= Corruption in Senegal =

Corruption in Senegal remains a major concern for the nation. On Transparency International's 2025 Corruption Perceptions Index, Senegal scored 46 on a scale from 0 ("highly corrupt") to 100 ("very clean"). When ranked by score, Senegal ranked 65th among the 182 countries in the Index, where the country ranked first is perceived to have the most honest public sector. For comparison with regional scores, the best score among sub-Saharan African countries (Note: Angola, Benin, Botswana, Burkina Faso, Burundi, Cameroon, Cape Verde, Central African Republic, Chad, Comoros, Côte d'Ivoire, Democratic Republic of the Congo, Djibouti, Equatorial Guinea, Eritrea, Eswatini, Ethiopia, Gabon, Gambia, Ghana, Guinea, Guinea-Bissau, Kenya, Lesotho, Liberia, Madagascar, Malawi, Mali, Mauritania, Mauritius, Mozambique, Namibia, Niger, Nigeria, Republic of the Congo, Rwanda, Sao Tome and Principe, Senegal, Seychelles, Sierra Leone, Somalia, South Africa, South Sudan, Sudan, Tanzania, Togo, Uganda, Zambia, and Zimbabwe.) was 68, the average was 32 and the worst was 9. For comparison with worldwide scores, the best score was 89 (ranked 1), the average was 42, and the worst was 9 (ranked 181, in a two-way tie).
== Corruption under Abdoulaye Wade ==
Abdoulaye Wade came to power in 2000, ending 40 years of rule by the Socialist Party. Initially, his election was seen as a positive change, but his administration became associated with significant corruption:

Abdoulaye Wade was involved in corruption scandals, including allegedly handing a suitcase full of cash to a departing IMF representative. Grand corruption, clientelism, and nepotism were evident during Wade's administration. There were accusations of massive embezzlement and misuse of public funds.

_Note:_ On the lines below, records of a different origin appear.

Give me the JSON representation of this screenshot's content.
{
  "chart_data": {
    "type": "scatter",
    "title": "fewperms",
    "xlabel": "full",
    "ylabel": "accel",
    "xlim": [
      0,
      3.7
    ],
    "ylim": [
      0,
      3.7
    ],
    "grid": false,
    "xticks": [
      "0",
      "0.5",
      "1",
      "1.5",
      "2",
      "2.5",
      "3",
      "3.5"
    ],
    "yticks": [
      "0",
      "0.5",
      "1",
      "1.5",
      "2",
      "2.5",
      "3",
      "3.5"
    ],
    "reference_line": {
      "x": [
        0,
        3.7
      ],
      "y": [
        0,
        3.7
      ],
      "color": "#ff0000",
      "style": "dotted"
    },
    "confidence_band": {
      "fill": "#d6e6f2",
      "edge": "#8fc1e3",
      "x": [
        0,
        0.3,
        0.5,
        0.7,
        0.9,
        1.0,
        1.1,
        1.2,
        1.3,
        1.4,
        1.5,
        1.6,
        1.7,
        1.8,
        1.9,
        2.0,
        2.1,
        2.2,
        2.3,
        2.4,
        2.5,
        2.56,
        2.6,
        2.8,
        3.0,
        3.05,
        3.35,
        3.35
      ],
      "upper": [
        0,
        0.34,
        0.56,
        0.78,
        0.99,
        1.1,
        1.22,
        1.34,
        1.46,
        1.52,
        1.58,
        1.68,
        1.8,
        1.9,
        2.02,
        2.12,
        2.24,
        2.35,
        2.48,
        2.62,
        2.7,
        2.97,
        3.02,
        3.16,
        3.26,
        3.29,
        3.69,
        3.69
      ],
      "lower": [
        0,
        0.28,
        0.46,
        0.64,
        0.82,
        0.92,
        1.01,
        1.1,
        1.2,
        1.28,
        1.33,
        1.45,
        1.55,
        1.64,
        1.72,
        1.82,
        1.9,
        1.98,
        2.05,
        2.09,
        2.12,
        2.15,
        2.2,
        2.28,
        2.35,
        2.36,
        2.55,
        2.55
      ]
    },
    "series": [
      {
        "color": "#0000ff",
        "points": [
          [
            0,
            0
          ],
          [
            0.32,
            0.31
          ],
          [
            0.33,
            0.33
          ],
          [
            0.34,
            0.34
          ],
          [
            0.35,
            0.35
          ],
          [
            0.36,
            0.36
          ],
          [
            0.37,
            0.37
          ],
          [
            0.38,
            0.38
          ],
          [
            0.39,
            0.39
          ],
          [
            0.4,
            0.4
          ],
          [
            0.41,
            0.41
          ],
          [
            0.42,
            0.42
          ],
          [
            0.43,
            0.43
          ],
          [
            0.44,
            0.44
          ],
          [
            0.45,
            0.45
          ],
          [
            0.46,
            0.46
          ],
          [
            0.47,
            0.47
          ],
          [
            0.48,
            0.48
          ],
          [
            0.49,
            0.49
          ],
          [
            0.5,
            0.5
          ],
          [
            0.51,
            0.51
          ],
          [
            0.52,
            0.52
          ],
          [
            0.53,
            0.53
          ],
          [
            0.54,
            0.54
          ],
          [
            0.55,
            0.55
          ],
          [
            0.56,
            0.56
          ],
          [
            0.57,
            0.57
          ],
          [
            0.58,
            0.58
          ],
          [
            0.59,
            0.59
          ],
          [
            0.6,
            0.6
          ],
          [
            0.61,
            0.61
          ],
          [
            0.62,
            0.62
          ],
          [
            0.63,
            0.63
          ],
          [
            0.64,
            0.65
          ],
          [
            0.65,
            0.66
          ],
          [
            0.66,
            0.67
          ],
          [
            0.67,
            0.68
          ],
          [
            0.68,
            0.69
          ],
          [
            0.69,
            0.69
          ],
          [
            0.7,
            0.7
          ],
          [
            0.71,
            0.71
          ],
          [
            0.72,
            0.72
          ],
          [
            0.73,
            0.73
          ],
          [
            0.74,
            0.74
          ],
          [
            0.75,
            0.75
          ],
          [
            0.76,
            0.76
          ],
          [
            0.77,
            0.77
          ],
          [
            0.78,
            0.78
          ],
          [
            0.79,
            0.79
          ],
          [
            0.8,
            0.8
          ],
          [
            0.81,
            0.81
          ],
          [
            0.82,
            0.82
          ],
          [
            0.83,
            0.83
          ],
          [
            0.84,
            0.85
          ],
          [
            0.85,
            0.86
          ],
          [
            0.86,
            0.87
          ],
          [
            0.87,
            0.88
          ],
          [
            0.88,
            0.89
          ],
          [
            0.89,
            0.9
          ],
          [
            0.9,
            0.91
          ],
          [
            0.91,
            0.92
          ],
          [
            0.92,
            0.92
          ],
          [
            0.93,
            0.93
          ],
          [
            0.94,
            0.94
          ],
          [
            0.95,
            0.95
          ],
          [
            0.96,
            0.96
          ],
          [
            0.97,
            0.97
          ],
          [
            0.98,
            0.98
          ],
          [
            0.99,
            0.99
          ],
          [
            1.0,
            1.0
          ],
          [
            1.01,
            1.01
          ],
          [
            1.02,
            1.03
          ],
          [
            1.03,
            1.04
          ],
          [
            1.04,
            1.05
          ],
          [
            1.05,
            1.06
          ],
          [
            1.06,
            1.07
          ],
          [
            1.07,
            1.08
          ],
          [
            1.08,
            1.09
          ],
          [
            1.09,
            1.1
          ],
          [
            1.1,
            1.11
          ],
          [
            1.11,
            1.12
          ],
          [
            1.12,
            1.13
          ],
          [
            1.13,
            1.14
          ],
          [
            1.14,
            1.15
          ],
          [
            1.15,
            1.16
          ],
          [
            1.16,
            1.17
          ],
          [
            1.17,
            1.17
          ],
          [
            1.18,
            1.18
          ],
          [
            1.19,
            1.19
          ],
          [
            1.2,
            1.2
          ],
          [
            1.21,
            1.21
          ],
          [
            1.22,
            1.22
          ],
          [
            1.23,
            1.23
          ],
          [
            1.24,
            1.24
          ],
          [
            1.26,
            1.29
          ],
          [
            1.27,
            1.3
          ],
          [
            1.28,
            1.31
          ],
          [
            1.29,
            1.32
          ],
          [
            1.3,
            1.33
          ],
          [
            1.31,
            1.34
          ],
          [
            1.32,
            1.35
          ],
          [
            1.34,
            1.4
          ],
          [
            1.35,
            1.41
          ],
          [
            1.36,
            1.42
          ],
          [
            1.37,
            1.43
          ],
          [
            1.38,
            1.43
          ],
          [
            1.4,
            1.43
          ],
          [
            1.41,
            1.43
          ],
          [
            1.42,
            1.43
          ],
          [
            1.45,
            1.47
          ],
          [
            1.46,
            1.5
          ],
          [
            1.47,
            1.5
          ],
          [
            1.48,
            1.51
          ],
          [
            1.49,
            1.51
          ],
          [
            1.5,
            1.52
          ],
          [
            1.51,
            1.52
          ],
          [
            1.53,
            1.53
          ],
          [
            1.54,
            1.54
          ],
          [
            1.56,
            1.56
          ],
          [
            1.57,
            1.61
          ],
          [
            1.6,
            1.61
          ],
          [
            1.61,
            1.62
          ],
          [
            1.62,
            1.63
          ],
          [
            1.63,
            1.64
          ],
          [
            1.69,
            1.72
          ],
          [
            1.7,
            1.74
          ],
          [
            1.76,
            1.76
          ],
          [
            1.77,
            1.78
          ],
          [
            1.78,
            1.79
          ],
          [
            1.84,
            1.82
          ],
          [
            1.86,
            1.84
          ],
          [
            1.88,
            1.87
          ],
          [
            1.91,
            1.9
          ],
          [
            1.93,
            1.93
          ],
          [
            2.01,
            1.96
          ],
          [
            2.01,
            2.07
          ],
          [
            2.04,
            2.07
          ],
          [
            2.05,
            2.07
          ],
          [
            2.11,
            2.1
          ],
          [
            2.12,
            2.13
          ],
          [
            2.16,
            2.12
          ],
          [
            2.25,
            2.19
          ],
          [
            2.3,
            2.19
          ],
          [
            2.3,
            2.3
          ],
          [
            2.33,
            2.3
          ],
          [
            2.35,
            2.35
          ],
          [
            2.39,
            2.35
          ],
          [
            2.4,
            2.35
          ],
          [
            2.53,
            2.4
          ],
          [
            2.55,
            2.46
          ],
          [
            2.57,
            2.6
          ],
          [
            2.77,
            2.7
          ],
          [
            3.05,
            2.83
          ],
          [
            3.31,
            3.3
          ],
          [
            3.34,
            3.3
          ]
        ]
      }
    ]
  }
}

Wade's son Karim was given control over major government ministries and projects, leading to allegations of nepotism. Karim gained notoriety for corruption. He was referred to as "Mister 15%" in diplomatic cables, suggesting he took a 15% cut of major government contracts. Eventually, Karim Wade was charged with illegally amassing a fortune of $240 million through embezzlement and corruption. He was prosecuted and sentenced to 6 years in prison with a $228 million fine in 2015.

While Abdoulaye Wade himself has not faced direct legal punishment, his administration's corruption became a focus of investigation under his successor, President Macky Sall.

== Recent Developments ==
Since 2012, under President Macky Sall, Senegal has taken some significant efforts to combat corruption in Senegal, including the establishment of several anti-corruption agencies, such as the Ministry of the Promotion of Good Governance and the reactivated Court of Repression of Economic and Financial Crime. The prosecution of corruption committed by officials has also increased under Sall's administration.
However, petty corruption remains common in daily life and public services. There are concerns that anti-corruption measures have been influenced by political considerations. Furthermore, enforcement of anti-corruption laws remains uneven.

Corruption issues persisted under Sall's administration, as there were allegations of nepotism, with Sall appointing family members to government positions. In addition, Sall's brother was implicated in a corruption scandal related to gas field contracts.